As duas primeiras partes da oração, retiradas da Bíblia, que são um louvor à Nossa Senhora, já aparecem, com pequenas alterações, na Liturgia de São Tiago, em Jerusalém, no séc. IV. Essas partes, na forma atual, sem o nome de Jesus, foram incluídas na Liturgia Latina pelo Papa São Gregório Magno, no séc. VI. No séc. XI, a oração começou a se tornar popular a partir dos mosteiros com o nome de “Ave Maria”. A terceira parte, que envolve a súplica, surgiu entre os séculos XIII e XIV e assumiu a forma atual no séc. XV, quando também se acrescentou o nome de “Jesus” ao final da segunda parte. A oração Ave Maria, com a forma atual, foi divulgada no breviário de 1568 pelo Papa São Pio V.

Neste artigo, vamos examinar a primeira parte da Ave Maria, a saudação de São Gabriel Arcanjo, em Lc 1, 28, para descobrirmos o que ela nos ensina sobre Nossa Senhora. A expressão “cheia de graça”, porém, será deixada para um artigo futuro.

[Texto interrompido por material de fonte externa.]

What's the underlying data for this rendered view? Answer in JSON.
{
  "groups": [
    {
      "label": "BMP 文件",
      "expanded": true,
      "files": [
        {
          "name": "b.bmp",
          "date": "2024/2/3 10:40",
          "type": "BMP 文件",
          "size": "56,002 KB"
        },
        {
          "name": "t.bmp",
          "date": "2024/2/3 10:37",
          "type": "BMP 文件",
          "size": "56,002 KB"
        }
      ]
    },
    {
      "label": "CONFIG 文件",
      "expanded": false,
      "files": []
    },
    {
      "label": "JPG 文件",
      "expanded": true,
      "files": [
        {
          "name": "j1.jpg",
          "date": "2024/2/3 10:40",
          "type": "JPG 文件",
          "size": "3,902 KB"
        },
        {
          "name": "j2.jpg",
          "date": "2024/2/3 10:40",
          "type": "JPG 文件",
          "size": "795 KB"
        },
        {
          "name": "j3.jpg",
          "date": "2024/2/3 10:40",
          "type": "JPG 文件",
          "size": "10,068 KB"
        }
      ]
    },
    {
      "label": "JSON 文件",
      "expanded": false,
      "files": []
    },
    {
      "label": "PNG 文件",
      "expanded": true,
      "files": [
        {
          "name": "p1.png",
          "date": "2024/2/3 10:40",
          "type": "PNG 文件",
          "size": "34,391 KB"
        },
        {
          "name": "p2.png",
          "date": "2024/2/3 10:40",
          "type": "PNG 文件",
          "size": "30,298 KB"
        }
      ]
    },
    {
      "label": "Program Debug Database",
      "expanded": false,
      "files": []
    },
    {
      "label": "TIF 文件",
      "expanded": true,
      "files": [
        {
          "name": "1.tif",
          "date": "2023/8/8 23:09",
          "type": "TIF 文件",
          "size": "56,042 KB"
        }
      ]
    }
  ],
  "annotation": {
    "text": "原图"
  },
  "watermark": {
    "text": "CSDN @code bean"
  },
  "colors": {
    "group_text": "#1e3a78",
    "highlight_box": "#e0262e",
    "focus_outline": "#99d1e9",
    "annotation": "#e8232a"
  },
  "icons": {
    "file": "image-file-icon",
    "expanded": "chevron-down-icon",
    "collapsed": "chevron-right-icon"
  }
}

“Ave Maria […] o Senhor é convosco”

A oração começa com a saudação “Ave Maria”. A palavra “ave” era a saudação comum na Roma antiga, com o significado de “salve”. Ela traduz a saudação grega comum “chaire” (“alegra-te”), usada pelo Arcanjo Gabriel em Lc 1, 28. Nessa saudação, podemos aprender pelo menos três coisas sobre a Virgem Maria.

Em primeiro lugar, a saudação do Arcanjo Gabriel à Nossa Senhora e o diálogo que a sucede (até o verso 33) fazem uso de duas passagens do Antigo Testamento, Sf 3, 14-17 e Zc 9, 9, como pode ser percebido abaixo:

“Alegra-te, cheia de graça!” (Lc 1, 28a); “Exulta, filha de Sião, prorrompe em gritos, Israel, alegra-te e rejubila de todo o coração, filha de Jerusalém!” (Sf 3, 14); “Enche-te de grande júbilo, filha de Sião, prorrompe em gritos, filha de Jerusalém!” (Zc 9, 9a).

“O Senhor está contigo” (Lc 1, 28b); “[…] o SENHOR, está em teu meio […] O SENHOR teu Deus está no teu meio” (Sf 3, 15b.17).

“Não temas, Maria! Encontraste graça junto a Deus” (Lc 1, 30); “Não temerás mais o mal. Naquele dia, será dito a Jerusalém: ‘Não temas, Sião, não desfaleçam tuas mãos!’” (Sf 3, 15c-16).

“Conceberás e darás à luz um filho, e lhe porás o nome de Jesus [que significa “O SENHOR salva”]. Ele será grande e será chamado Filho do Altíssimo, e o Senhor Deus lhe dará o trono de seu pai Davi. Ele reinará para sempre sobre a casa de Jacó, e o seu reino não terá fim” (Lc 1, 31-33, meus colchetes); “O rei de Israel, o SENHOR […] Valente, ele salvará” (Sf 3, 15b.17b); “Eis que teu rei vem a ti; ele é justo e salvador” (Zc 9, 9b).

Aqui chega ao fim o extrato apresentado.